Confira a seguir uma lista de alguns estilos de música eletrônica mais populares e uma breve descrição sobre cada um deles. Perceba que as vertentes estão sempre em mutação, dessa forma, é interessante buscar outras fontes, como produtores, para perceber e entender a sutileza de cada som:
Sub-Estilos da música eletrônica comumente tocados em Raves

  • Ambient Music
Seu crescimento acontece no início dos anos 90, mas suas origens remetem a Brian Eno, nos anos 70, com sua música minimalista. Música basicamente de texturas, sem batidas, com notas longas e etéreas, melodia lenta (quando aparece algum ritmo está ‘desaceleradíssimo’), não voltada para as pistas. Usada em situações chill out, relaxamento. Uma das características desse estilo é, às vezes, a citação de sons do ambiente (vento, mar, barulhos caseiros, vozes…). Há o Illbient que é a versão dark, negra, sombria, da Ambient Music. O Illbient tem como local de referência Nova York e como principal expoente o dj Spooky.
    • Chill Out
Relaxamento e reflexão. Ambiente com música menos acelerada, um pós-agitação das pistas de dança. Pode ser na casa de amigos.
    • House
Nascida em Chicago (EUA), em 1986, esse estilo saiu da fusão, por parte do dj Frankie Knuckles, de elementos da soul music com a disco e batidas das baterias eletrônicas. Daí, surgem sub-gêneros como o Garage (com bastante vocal gospel), e o Deep House (o sub-gênero mais elegante do House, com linhas melódicas, melancólicas e minimalistas acima das batidas), o Jazzy House (batidas com um instrumento solo – quase sempre um sax virtuoso -), dentre outros (Acid House, Disco House, Tribal House, French House). 110 a 128 bpms.
    • Jungle/Drum’n bass
Saído dos guetos negros de Londres, em 1992, esse estilo associa os baixos do reggae, com as batidas do hip hop, e às vezes funk, com o jazz. O Drum’n bass, menos pesado, mistura as linhas de baixos a uma temática mais jazzy, menos quebrada, com vocais minimalistas. Em torno de 160 bpms.
    • Live P A (Live Power Amplification)

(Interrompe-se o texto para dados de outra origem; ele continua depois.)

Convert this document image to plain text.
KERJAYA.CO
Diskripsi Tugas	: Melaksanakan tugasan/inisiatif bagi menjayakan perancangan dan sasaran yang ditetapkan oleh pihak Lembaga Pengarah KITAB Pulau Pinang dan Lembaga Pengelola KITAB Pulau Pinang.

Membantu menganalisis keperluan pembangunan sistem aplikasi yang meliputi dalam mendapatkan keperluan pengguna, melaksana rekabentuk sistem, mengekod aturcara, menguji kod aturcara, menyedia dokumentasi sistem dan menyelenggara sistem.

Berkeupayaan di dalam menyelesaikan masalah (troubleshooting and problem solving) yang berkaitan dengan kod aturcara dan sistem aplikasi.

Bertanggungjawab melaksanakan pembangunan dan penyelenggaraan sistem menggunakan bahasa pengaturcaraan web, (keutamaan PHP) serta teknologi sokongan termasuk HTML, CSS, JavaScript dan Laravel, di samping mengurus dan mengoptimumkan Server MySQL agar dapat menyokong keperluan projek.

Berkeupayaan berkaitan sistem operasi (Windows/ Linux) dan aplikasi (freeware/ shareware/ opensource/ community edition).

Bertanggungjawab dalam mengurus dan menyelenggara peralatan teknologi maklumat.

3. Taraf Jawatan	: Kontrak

É a performance, a apresentação ao vivo, do grupo ou de músico eletrônico em clubes, festas e raves.
    • Techouse
Sobreposição da batida techno sobre a house. Vertente nascida recentemente (1997). Do house, conserva, às vezes, curtas linhas melódias e a batida com hithat e claps (pratos e aplausos); do techno conserva as batidas 4 por 4. Por volta de 130 bpms.
    • Techno
Originado em Detroit (EUA), no início dos anos 80. Derrick May, Kevin Saunderson e Juan Atkins fazem uma fusão entre o som de Kraftwerk e batidas funks de George Clinton. O resultado é uma batida seca, repetitiva, 4 por 4, sem vocais. O Kraftwerk é considerado um grupo Prototechno, por ser referência à produção da Techno Music. 130 a 140 bpms.
    • Trance
Criado na Alemanha, já é uma derivação do techno. Texturas se sobrepõem às batidas e o baixo tem timbre bastante sintetizado e menos seco. Som viajante. O hard trance acelera as batidas para 150 bpm e o psytrance (em torno de 138/145 bpms) aumenta as camadas de texturas e efeitos sonoros e mistura com trechos de sons étnicos indianos. Pode usar grooves, as levadas do house ou do techno.